OpenVPN Client Question

Keith_Haines · March 1, 2017, 10:35pm

I was actually able to figure it out. It’s not the firewall, it’s iptables. It’s not routing green packets to the vpn interface. I did some research online and found what looks like an answer.

I ran these iptables commands in an SSH session and am now able to ping the remote network from computers on my LAN.

iptables -A FORWARD -i enp0s20u4 -o tun0 -j ACCEPT
iptables -A FORWARD -i tun0 -o enp0s20u4 -m state --state ESTABLISHED,RELATED -j ACCEPT
iptables -t nat -A POSTROUTING -o tun0 -j MASQUERADE <– edit: this is all I needed to run

Where enp0s20u4 is my green interface and tun0 is my openvpn tunnel.

And now it works! I haven’t tested it to see if it persists through reboots yet, but this is a big improvement from where I was.

Shouldn’t NS should be adding these routes to iptables when the vpn client is setup though?

Keith_Haines · March 1, 2017, 10:45pm

So, it’s not persistent through a reboot, but I figured out that all I needed to do was run this command:

iptables -t nat -A POSTROUTING -o tun0 -j MASQUERADE

And then all is good. I just need to figure out how to make it persist through reboots now.

dj_marian · March 1, 2017, 10:54pm

There were no Shorewall:forward reject/drop in log?
EDIT:
ok if only nat rule is needed, I assume were no drops in log

As I wrote in my post Shorewall is blocking ping but accept rule is created, why?

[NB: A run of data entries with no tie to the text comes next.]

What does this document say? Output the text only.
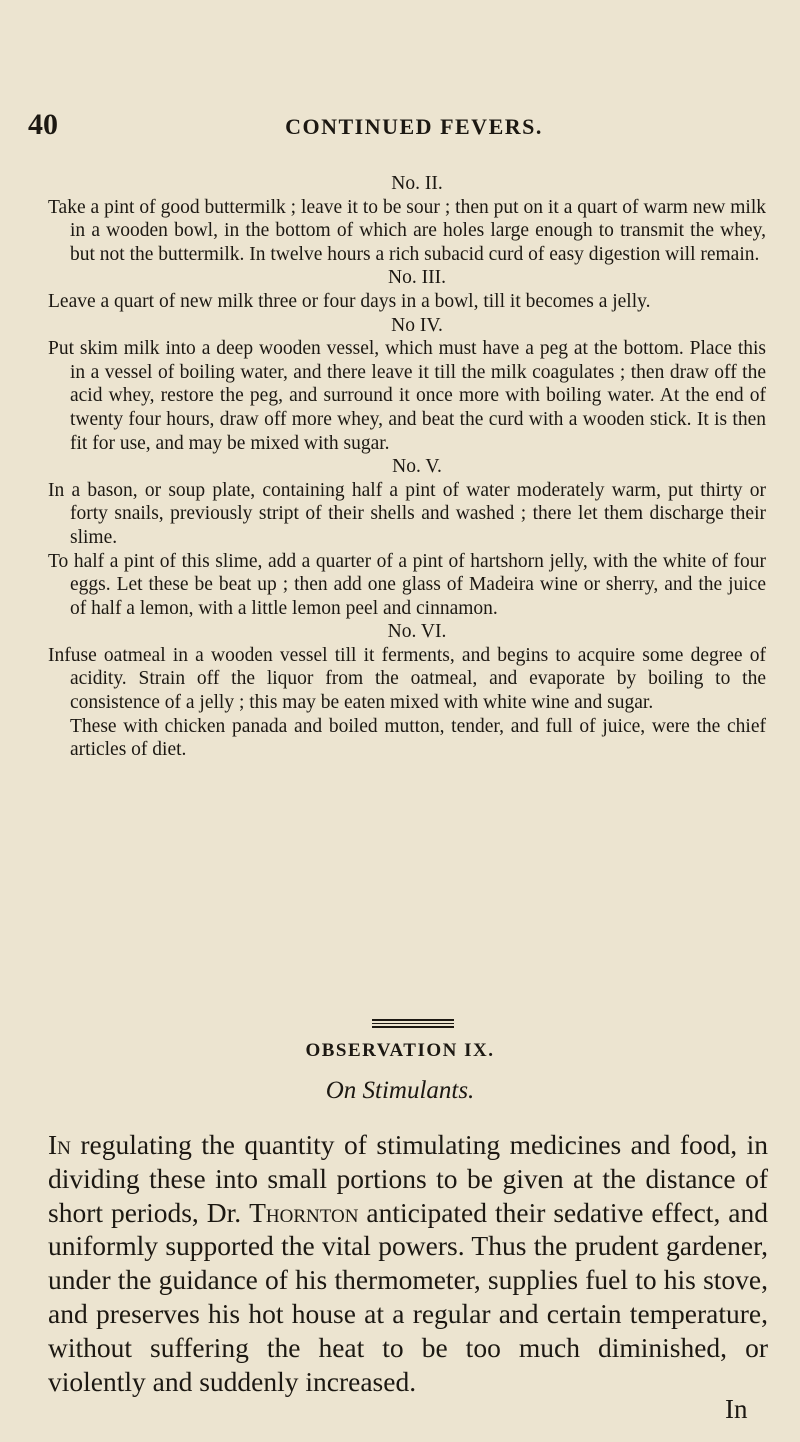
40	CONTINUED FEVERS.

No. II.

Take a pint of good buttermilk ; leave it to be sour ; then put on it a quart of warm new milk in a wooden bowl, in the bottom of which are holes large enough to transmit the whey, but not the buttermilk. In twelve hours a rich subacid curd of easy digestion will remain.

No. III.

Leave a quart of new milk three or four days in a bowl, till it becomes a jelly.

No IV.

Put skim milk into a deep wooden vessel, which must have a peg at the bottom. Place this in a vessel of boiling water, and there leave it till the milk coagulates ; then draw off the acid whey, restore the peg, and surround it once more with boiling water. At the end of twenty four hours, draw off more whey, and beat the curd with a wooden stick. It is then fit for use, and may be mixed with sugar.

No. V.

In a bason, or soup plate, containing half a pint of water moderately warm, put thirty or forty snails, previously stript of their shells and washed ; there let them discharge their slime.

To half a pint of this slime, add a quarter of a pint of hartshorn jelly, with the white of four eggs. Let these be beat up ; then add one glass of Madeira wine or sherry, and the juice of half a lemon, with a little lemon peel and cinnamon.

No. VI.

Infuse oatmeal in a wooden vessel till it ferments, and begins to acquire some degree of acidity. Strain off the liquor from the oatmeal, and evaporate by boiling to the consistence of a jelly ; this may be eaten mixed with white wine and sugar.

These with chicken panada and boiled mutton, tender, and full of juice, were the chief articles of diet.

OBSERVATION IX.
On Stimulants.

In regulating the quantity of stimulating medicines and food, in dividing these into small portions to be given at the distance of short periods, Dr. Thornton anticipated their sedative effect, and uniformly supported the vital powers. Thus the prudent gardener, under the guidance of his thermometer, supplies fuel to his stove, and preserves his hot house at a regular and certain temperature, without suffering the heat to be too much diminished, or violently and suddenly increased.

In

i (also) have similar problem but with OUTPUT:REJECT: and don’t know if this possible to accept this in GUI (to have rules in one place) because from bash this should work.
I thought I it should work from GUI but it’s not - something is missing in Gui rule creation (just like here) or I’m making something wrong.

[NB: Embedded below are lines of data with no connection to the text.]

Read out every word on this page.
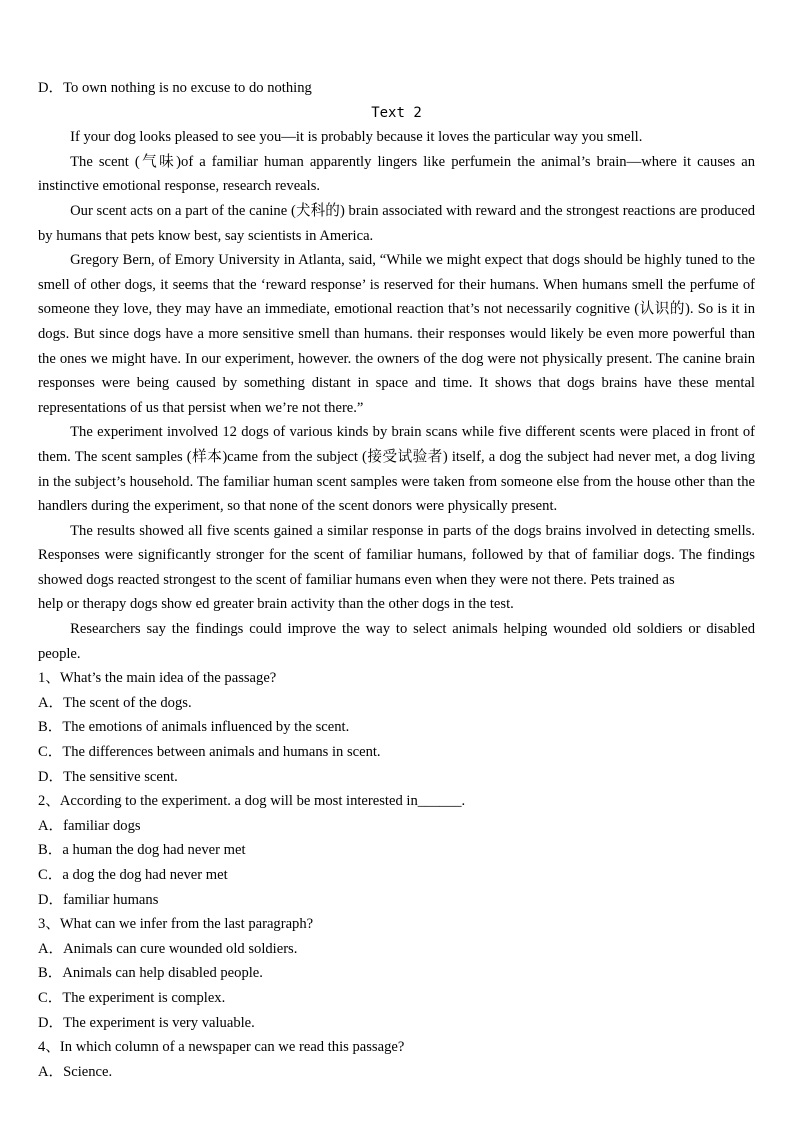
D．To own nothing is no excuse to do nothing
Text 2

If your dog looks pleased to see you—it is probably because it loves the particular way you smell.

The scent (气味)of a familiar human apparently lingers like perfumein the animal’s brain—where it causes an instinctive emotional response, research reveals.

Our scent acts on a part of the canine (犬科的) brain associated with reward and the strongest reactions are produced by humans that pets know best, say scientists in America.

Gregory Bern, of Emory University in Atlanta, said, “While we might expect that dogs should be highly tuned to the smell of other dogs, it seems that the ‘reward response’ is reserved for their humans. When humans smell the perfume of someone they love, they may have an immediate, emotional reaction that’s not necessarily cognitive (认识的). So is it in dogs. But since dogs have a more sensitive smell than humans. their responses would likely be even more powerful than the ones we might have. In our experiment, however. the owners of the dog were not physically present. The canine brain responses were being caused by something distant in space and time. It shows that dogs brains have these mental representations of us that persist when we’re not there.”

The experiment involved 12 dogs of various kinds by brain scans while five different scents were placed in front of them. The scent samples (样本)came from the subject (接受试验者) itself, a dog the subject had never met, a dog living in the subject’s household. The familiar human scent samples were taken from someone else from the house other than the handlers during the experiment, so that none of the scent donors were physically present.

The results showed all five scents gained a similar response in parts of the dogs brains involved in detecting smells. Responses were significantly stronger for the scent of familiar humans, followed by that of familiar dogs. The findings showed dogs reacted strongest to the scent of familiar humans even when they were not there. Pets trained as

help or therapy dogs show ed greater brain activity than the other dogs in the test.

Researchers say the findings could improve the way to select animals helping wounded old soldiers or disabled people.

1、What’s the main idea of the passage?
A．The scent of the dogs.
B．The emotions of animals influenced by the scent.
C．The differences between animals and humans in scent.
D．The sensitive scent.
2、According to the experiment. a dog will be most interested in______.
A．familiar dogs
B．a human the dog had never met
C．a dog the dog had never met
D．familiar humans
3、What can we infer from the last paragraph?
A．Animals can cure wounded old soldiers.
B．Animals can help disabled people.
C．The experiment is complex.
D．The experiment is very valuable.
4、In which column of a newspaper can we read this passage?
A．Science.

Keith_Haines · March 1, 2017, 11:15pm

I went back and removed the static routes, and all firewall rules to see if the firewall would otherwise be blocking the packets. I then rebooted my NS and ran the iptables command, and it still works!

So it looks like NS needs to add this iptables command when setting up an OpenVPN client.

Keith_Haines · March 1, 2017, 11:17pm

Hey @giacomo, I was able to fix it with this iptables command:

iptables -t nat -A POSTROUTING -o tun0 -j MASQUERADE

Is this something that should be added to NS when creating OpenVPN clients?

Keith_Haines · March 2, 2017, 8:12am

The only other issue I have is active FTP.

Active FTP is required for a medical program I use and doesn’t work through the VPN.

Luckily I found the issue was with the way my IP address appeared to the FTP server and enabling nf_nat_ftp seems to fix the issue. So in case anyone else is having a hard time with active ftp through an OpenVPN client, go into an SSH session and run this command to load the NAT ftp module:

modprobe nf_nat_ftp

You can then create a [filename].conf file (i.e. natftp.conf) in /etc/modules-load.d/ that simply states nf_nat_ftp so that the module gets loaded at startup.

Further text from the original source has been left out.